A sensor to improve the accuracy of stereotactic brain biopsies for the diagnosis of brain tumours

Summary

Brain cancer has a significant impact on society, disproportionate to its prevalence in comparison to other more well-known cancers. It is also the deadliest. It is the leading cause of life-years lost in men and second leading life years lost in women (1). The most common primary brain cancer in humans’ glioblastoma (GBM) is also the most common primary brain cancer and has an abysmal median survival of 15 months despite surgery and chemo-radiation (2). Despite decades of research there has been no significant changes to this sad statistic.

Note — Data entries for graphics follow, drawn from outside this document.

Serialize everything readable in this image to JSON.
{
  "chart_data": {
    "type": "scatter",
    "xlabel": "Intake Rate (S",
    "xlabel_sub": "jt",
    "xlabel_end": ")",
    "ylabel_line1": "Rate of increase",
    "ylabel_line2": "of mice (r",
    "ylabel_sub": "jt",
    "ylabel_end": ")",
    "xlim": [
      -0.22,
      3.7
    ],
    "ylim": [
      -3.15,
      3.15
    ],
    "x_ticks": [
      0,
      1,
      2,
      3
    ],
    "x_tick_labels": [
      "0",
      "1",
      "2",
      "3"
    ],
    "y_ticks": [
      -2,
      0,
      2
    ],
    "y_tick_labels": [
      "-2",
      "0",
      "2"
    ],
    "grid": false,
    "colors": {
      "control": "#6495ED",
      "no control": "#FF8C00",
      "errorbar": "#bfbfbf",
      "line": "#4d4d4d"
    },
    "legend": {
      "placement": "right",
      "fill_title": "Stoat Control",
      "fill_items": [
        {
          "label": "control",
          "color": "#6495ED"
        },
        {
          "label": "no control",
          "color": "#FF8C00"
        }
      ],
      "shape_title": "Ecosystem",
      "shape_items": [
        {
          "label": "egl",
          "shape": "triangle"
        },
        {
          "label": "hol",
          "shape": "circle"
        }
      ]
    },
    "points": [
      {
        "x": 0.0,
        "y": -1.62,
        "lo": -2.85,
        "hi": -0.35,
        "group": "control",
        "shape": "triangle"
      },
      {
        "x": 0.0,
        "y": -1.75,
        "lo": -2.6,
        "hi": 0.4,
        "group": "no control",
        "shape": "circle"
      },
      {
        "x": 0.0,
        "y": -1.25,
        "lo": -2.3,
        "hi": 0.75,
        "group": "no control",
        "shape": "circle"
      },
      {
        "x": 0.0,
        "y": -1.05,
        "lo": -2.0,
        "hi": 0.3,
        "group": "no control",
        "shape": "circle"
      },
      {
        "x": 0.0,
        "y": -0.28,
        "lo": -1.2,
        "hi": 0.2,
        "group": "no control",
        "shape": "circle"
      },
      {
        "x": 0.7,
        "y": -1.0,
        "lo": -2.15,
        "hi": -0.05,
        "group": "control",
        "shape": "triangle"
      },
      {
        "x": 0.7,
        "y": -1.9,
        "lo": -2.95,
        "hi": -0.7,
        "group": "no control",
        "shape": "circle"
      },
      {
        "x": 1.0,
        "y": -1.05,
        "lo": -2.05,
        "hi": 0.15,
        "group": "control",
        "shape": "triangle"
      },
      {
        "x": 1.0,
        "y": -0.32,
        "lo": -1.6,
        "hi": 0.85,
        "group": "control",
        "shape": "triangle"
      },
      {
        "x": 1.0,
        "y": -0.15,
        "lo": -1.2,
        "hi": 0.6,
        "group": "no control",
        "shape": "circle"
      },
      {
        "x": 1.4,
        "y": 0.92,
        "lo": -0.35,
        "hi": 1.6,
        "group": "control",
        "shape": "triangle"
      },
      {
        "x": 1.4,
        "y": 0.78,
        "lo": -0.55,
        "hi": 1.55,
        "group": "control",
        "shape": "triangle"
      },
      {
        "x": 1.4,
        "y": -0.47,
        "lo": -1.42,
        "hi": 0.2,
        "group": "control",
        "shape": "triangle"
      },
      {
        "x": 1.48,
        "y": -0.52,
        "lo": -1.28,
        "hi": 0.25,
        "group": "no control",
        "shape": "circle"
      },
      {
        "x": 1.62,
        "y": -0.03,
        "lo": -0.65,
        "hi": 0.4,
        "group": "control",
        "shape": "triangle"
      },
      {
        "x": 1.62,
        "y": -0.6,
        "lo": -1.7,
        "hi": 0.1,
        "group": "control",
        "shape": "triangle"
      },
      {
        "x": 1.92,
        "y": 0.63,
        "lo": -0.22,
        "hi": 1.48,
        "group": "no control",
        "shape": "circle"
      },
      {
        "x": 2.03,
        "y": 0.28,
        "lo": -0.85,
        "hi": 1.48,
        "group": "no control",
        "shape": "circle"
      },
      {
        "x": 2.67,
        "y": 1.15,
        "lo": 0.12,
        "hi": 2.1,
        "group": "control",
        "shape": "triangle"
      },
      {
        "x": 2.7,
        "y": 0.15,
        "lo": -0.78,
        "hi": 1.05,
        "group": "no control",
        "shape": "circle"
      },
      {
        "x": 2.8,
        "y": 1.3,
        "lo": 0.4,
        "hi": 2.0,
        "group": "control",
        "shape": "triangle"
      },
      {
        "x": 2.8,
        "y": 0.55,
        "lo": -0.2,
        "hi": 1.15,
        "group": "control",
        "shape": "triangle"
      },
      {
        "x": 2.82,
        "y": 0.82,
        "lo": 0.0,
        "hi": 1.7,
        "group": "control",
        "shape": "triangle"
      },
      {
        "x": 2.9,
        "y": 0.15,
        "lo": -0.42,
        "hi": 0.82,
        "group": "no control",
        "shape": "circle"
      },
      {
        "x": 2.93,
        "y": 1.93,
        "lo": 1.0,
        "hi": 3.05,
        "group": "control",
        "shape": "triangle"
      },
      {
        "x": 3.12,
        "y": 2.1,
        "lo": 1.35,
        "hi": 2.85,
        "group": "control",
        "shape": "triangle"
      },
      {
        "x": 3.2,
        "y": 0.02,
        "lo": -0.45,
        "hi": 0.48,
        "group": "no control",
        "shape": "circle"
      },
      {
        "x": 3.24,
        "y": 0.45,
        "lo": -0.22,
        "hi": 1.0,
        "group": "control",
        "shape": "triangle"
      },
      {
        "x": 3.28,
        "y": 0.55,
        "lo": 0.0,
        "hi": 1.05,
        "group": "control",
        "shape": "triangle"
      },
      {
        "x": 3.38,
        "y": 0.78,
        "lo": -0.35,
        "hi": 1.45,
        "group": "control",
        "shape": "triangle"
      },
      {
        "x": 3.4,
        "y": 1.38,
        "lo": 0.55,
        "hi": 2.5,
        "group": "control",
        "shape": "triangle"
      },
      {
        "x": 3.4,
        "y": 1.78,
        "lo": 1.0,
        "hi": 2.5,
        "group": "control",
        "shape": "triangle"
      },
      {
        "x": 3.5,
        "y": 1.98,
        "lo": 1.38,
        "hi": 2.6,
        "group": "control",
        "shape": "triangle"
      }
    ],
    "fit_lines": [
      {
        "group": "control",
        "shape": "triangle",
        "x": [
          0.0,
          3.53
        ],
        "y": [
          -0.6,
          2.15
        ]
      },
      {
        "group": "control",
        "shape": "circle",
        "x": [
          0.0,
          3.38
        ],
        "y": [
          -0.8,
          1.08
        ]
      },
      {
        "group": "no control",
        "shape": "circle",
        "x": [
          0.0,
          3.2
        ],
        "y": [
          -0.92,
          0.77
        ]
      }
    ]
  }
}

Histologically GBM is defined by the presence of anaplastic cells surrounded by necrotic tissue with microvascular proliferation. This reflects the aggressive nature of the tumour. Accurate diagnosis depends on achieving a representative biopsy of the tumour with both necrotic and anaplastic tissue. Stereotactic biopsy may be desirable for patients with lesions which may represent non-neoplastic lesions such as inflammatory, infectious or demyelinating lesions. Other differentials for lesions which appear similar to GBM on MRI imaging include lymphoma and brain abscess. Previous case series has shown that in 60% of cases lower grade anaplastic glioma was upgraded to GBM when open surgical resection was performed following stereotactic biopsy (3).

Diagnosing GBM requires samples of tissues to be taken either with an open craniotomy or with closed stereotactic needle-based techniques. If the location of the tumour is a deep or eloquent part of the brain stereotactic biopsy under image guidance is sometimes the only surgical procedure that can be performed. A patient’s pre-operative MRI images is used to guide the biopsy target. On T1-weighted imaging the centre of the lesion is dark and presumed to be necrotic tissue with a ring of contrast-enhancement around this area termed the contrast enhancing region (CER).